Go Back
Print

gluten-free nutella swirl loaf

Inspired by Gluten-Free Artisan Bread in Five Minutes A Day

You will need one pound of Gluten-Free Brioche Dough for this recipe.

Servings 8 servings
Author Rosemary Stelmach

Ingredients

  • 16 ounces prepared Gluten-Free Brioche Dough (grapefruit-size portion)
  • rice flour, for dusting
  • butter, for greasing the pan
  • 2/3 cup Nutella
  • 1 egg, beaten with 1 tablespoon of water (for egg wash)
  • 2 tablespoons coarse sugar, for sprinkling on top

Instructions

  1. Grease an 8 1/2-inch by 4 1/2-inch nonstick loaf pan with butter.

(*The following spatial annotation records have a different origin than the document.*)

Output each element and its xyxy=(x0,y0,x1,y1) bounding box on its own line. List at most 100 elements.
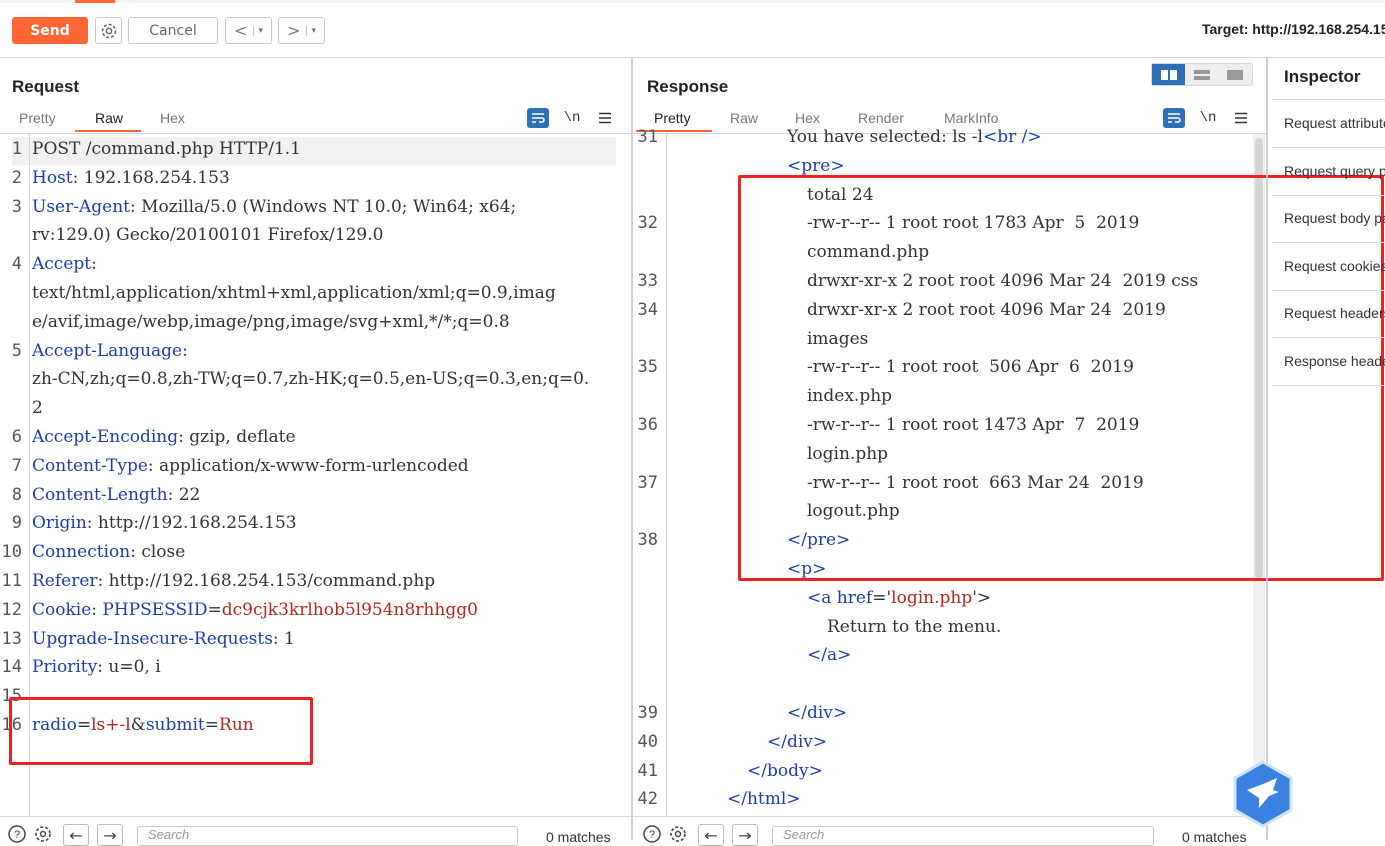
line-number: 1 xyxy=(11,139,22,159)
request-search-input[interactable]: Search xyxy=(137,826,518,846)
response-next-match-button[interactable]: → xyxy=(732,824,758,846)
line-number: 8 xyxy=(11,484,22,505)
code-line: </html> xyxy=(727,789,801,810)
request-next-match-button[interactable]: → xyxy=(97,824,123,846)
code-line: <pre> xyxy=(787,155,845,176)
code-line: POST /command.php HTTP/1.1 xyxy=(32,139,301,159)
response-match-count: 0 matches xyxy=(1182,829,1247,845)
request-menu-button[interactable] xyxy=(594,107,616,129)
response-search-settings-button[interactable] xyxy=(666,824,690,844)
inspector-item[interactable]: Request headers xyxy=(1272,305,1385,321)
gear-icon xyxy=(670,826,686,842)
inspector-item[interactable]: Request cookies xyxy=(1272,258,1385,274)
back-button[interactable]: < ▾ xyxy=(225,17,272,44)
back-arrow-icon: < xyxy=(234,21,248,40)
line-number: 12 xyxy=(1,599,22,620)
target-url[interactable]: Target: http://192.168.254.153 xyxy=(1202,21,1385,37)
code-line: </div> xyxy=(787,703,848,723)
code-line: text/html,application/xhtml+xml,applicat… xyxy=(32,283,556,303)
tab-response-render[interactable]: Render xyxy=(858,110,904,126)
code-line: </div> xyxy=(767,731,828,752)
back-dropdown-icon[interactable]: ▾ xyxy=(253,25,263,36)
response-wrap-button[interactable] xyxy=(1162,107,1186,129)
line-number: 41 xyxy=(637,760,658,781)
line-number: 32 xyxy=(637,213,658,234)
layout-single-button[interactable] xyxy=(1218,64,1252,85)
line-number: 4 xyxy=(11,254,22,275)
gear-icon xyxy=(101,23,116,38)
response-prev-match-button[interactable]: ← xyxy=(698,824,724,846)
response-menu-button[interactable] xyxy=(1230,107,1252,129)
code-line: Priority: u=0, i xyxy=(32,657,161,678)
forward-button[interactable]: > ▾ xyxy=(278,17,325,44)
line-number: 11 xyxy=(1,571,22,591)
inspector-item-divider xyxy=(1272,337,1385,339)
line-number: 36 xyxy=(637,415,658,435)
active-tab-accent xyxy=(75,0,115,3)
layout-side-by-side-button[interactable] xyxy=(1152,64,1185,85)
floating-assistant-button[interactable] xyxy=(1229,760,1297,828)
inspector-divider xyxy=(1272,99,1385,100)
line-number: 42 xyxy=(637,789,658,810)
settings-button[interactable] xyxy=(95,17,122,44)
line-number: 2 xyxy=(11,167,22,188)
cancel-button[interactable]: Cancel xyxy=(128,17,218,44)
code-line: You have selected: ls -l<br /> xyxy=(787,127,1042,147)
code-line: zh-CN,zh;q=0.8,zh-TW;q=0.7,zh-HK;q=0.5,e… xyxy=(32,369,590,390)
gear-icon xyxy=(35,826,51,842)
tab-response-markinfo[interactable]: MarkInfo xyxy=(944,110,998,126)
code-line: e/avif,image/webp,image/png,image/svg+xm… xyxy=(32,311,510,332)
line-number: 10 xyxy=(1,542,22,563)
code-line: Cookie: PHPSESSID=dc9cjk3krlhob5l954n8rh… xyxy=(32,599,478,620)
request-title: Request xyxy=(12,77,80,96)
code-line: Return to the menu. xyxy=(827,616,1002,637)
wrap-lines-icon xyxy=(527,108,549,128)
forward-dropdown-icon[interactable]: ▾ xyxy=(306,25,316,36)
forward-arrow-icon: > xyxy=(287,21,301,40)
response-gutter-line xyxy=(666,134,667,816)
tab-request-hex[interactable]: Hex xyxy=(160,110,185,126)
inspector-item[interactable]: Request body parameters xyxy=(1272,210,1385,226)
inspector-item[interactable]: Request attributes xyxy=(1272,115,1385,131)
code-line: Accept-Language: xyxy=(32,340,188,361)
request-help-button[interactable]: ? xyxy=(5,824,29,844)
line-number: 39 xyxy=(637,703,658,723)
tab-response-pretty[interactable]: Pretty xyxy=(654,110,691,126)
inspector-item[interactable]: Request query parameters xyxy=(1272,163,1385,179)
send-button[interactable]: Send xyxy=(12,17,88,44)
response-search-input[interactable]: Search xyxy=(772,826,1154,846)
code-line: </body> xyxy=(747,760,823,781)
request-wrap-button[interactable] xyxy=(526,107,550,129)
code-line: </a> xyxy=(807,645,852,666)
inspector-item-divider xyxy=(1272,289,1385,291)
code-line: Accept: xyxy=(32,254,97,275)
code-line: <a href='login.php'> xyxy=(807,587,992,608)
line-number: 40 xyxy=(637,731,658,752)
request-newline-toggle[interactable]: \n xyxy=(561,107,583,129)
single-pane-icon xyxy=(1227,69,1243,80)
response-newline-toggle[interactable]: \n xyxy=(1197,107,1219,129)
request-active-tab-underline xyxy=(75,130,141,132)
arrow-left-icon: ← xyxy=(69,825,83,845)
inspector-title: Inspector xyxy=(1284,67,1361,86)
response-help-button[interactable]: ? xyxy=(640,824,664,844)
svg-text:?: ? xyxy=(14,829,20,841)
line-number: 33 xyxy=(637,271,658,291)
code-line: rv:129.0) Gecko/20100101 Firefox/129.0 xyxy=(32,225,384,246)
request-prev-match-button[interactable]: ← xyxy=(63,824,89,846)
response-annotation-box xyxy=(738,175,1384,581)
line-number: 31 xyxy=(637,127,658,147)
line-number: 14 xyxy=(1,657,22,678)
tab-request-pretty[interactable]: Pretty xyxy=(19,110,56,126)
svg-text:?: ? xyxy=(649,829,655,841)
tab-response-raw[interactable]: Raw xyxy=(730,110,758,126)
request-bottom-divider xyxy=(0,816,631,817)
inspector-item[interactable]: Response headers xyxy=(1272,353,1385,369)
tab-request-raw[interactable]: Raw xyxy=(95,110,123,126)
layout-stacked-button[interactable] xyxy=(1185,64,1218,85)
line-number: 35 xyxy=(637,357,658,378)
tab-response-hex[interactable]: Hex xyxy=(795,110,820,126)
request-match-count: 0 matches xyxy=(546,829,611,845)
request-search-settings-button[interactable] xyxy=(31,824,55,844)
inspector-splitter[interactable] xyxy=(1266,57,1268,840)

  2. Dust the surface of the prepared Gluten-Free Brioche Dough with rice flour and pull off a 1-pound (grapefruit-size) piece. Dust the dough with more rice flour and quickly shape it into a ball.

  3. On a flat floured surface, roll out the ball to a 1/4-inch thick rectangle. As you roll out the dough, add rice flour as needed to prevent sticking.

  4. Spread the Nutella evenly over the rectangle, leaving a 1-inch border all around.  Starting with the long side of the dough, gently roll it up into a log. (If it is sticking, gently nudge it along with the aid of a pastry scraper and additional rice flour.) Pinch the seam closed.

  5. With the seam facing upward, bring the ends in toward the center.  Flip over and gently place the prepared loaf into the buttered pan with seam sides down.  Allow it to rest for 60 minutes at room temperature, loosely covered with plastic wrap.

  6. Fifteen minutes before baking, preheat the oven to 350°F.

  7. Brush the top of the loaf with the egg wash.  Sprinkle lightly with the coarse sugar.  (Granulated sugar can also be used.)

  8. Bake for 45 minutes or until the loaf is well set and the top is golden brown.  The bread may break open and reveal the Nutella within.

  9. Remove from the pan and cool completely on a wire rack.